In a statement issued on Wednesday, Anna Belkina, Deputy Editor in Chief of RT, contended that the decision “flows from a series of troublingly absurd assertions made by Latvian intelligence, in which they falsely link a sanctioned individual to RT.”

The claims, she said, have become “a rabbit hole which has led its government to blindly take this illegitimate action. Not only has Latvia already been castigated by Reporters Without Borders for misusing EU policy, and threatened its own people with draconian fines for watching the media they want to consume, but now it is sending a message to the world that its free market and free press is officially dead.”

“Sadly,” Belkina added, “this is just the latest step in what’s become a quotidian campaign against RT and other alternative voices around the world.” However, she said, “rarely are such actions so thinly veiled as those in Latvia.”

A number of visitors to RT’s online content on Wednesday were redirected to a message warning them that their “internet browser is trying to connect to a website which, in the territory of the Latvian Republic, is unlawfully distributing television programs without a re-transmission permit.”

Valentin Rozhnetsov, Editor in Chief of the Russian state-funded Sputnik Latvia news service said that the country “is trying with all its might to play the role of a state governed by the rule of law… this time though, something seems to have broken down.” He added that the move was based on “thin compliance with the law” and claimed that, instead of being based on agreed policy, it was being made on a technicality, driven by “political” motives.

The previous ruling affected channels including RT, RT HD, RT Arabic, RT Spanish, RT Documentary HD, RT Documentary and RT TV.
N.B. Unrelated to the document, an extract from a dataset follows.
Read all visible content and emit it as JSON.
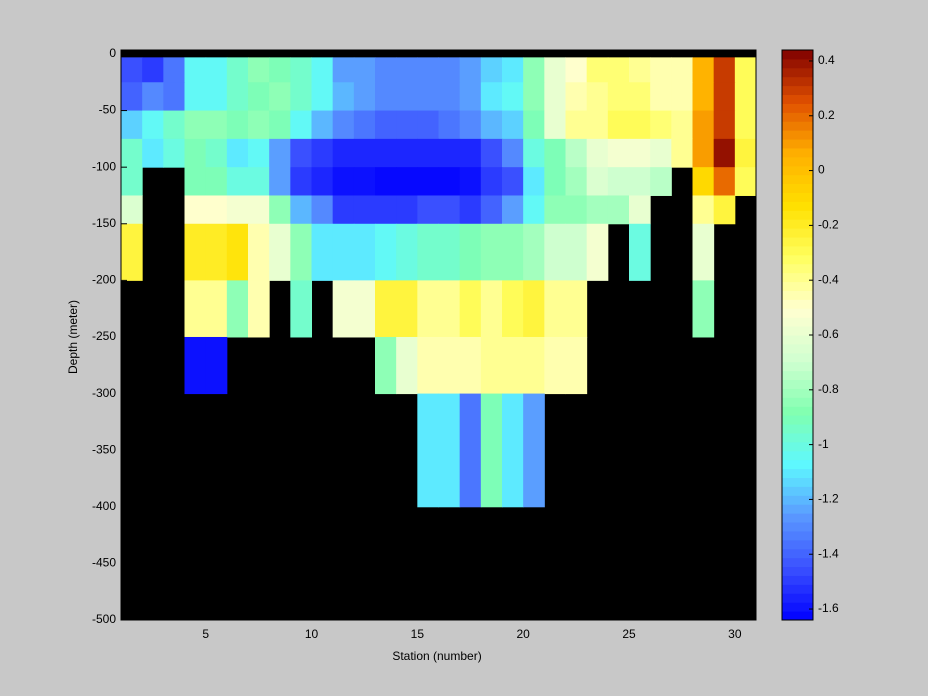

In February, local media announced that the Seimas, Latvia’s parliament, had adopted a bill in its final reading that will criminalize people for watching unauthorized broadcasts picked up from across the country’s eastern border. Ivars Abolins, chairman of Latvia’s National Council for Electronic Media, issued a statement backing the ban. “We have protected, are protecting, and will protect our information space,” he said. The regulators claim that talk-show guests on the Russian-speaking channels have incited hatred and called for war in Europe.

At the time, the Russian Embassy in Riga issued a stern protest in response. In a statement, diplomats claimed that the policy was “in the best traditions of dictatorship.”

More than one in three Latvians reports speaking Russian in the home as a native language, but dozens of broadcasters showing programming aimed at the minority group have seen their licenses revoked and have been pulled off the air. In 2018, the country’s main opposition party, Harmony, which is led by Russian speakers and has close links to parties across the border, won nearly a quarter of the available seats in the Seimas in a parliamentary election.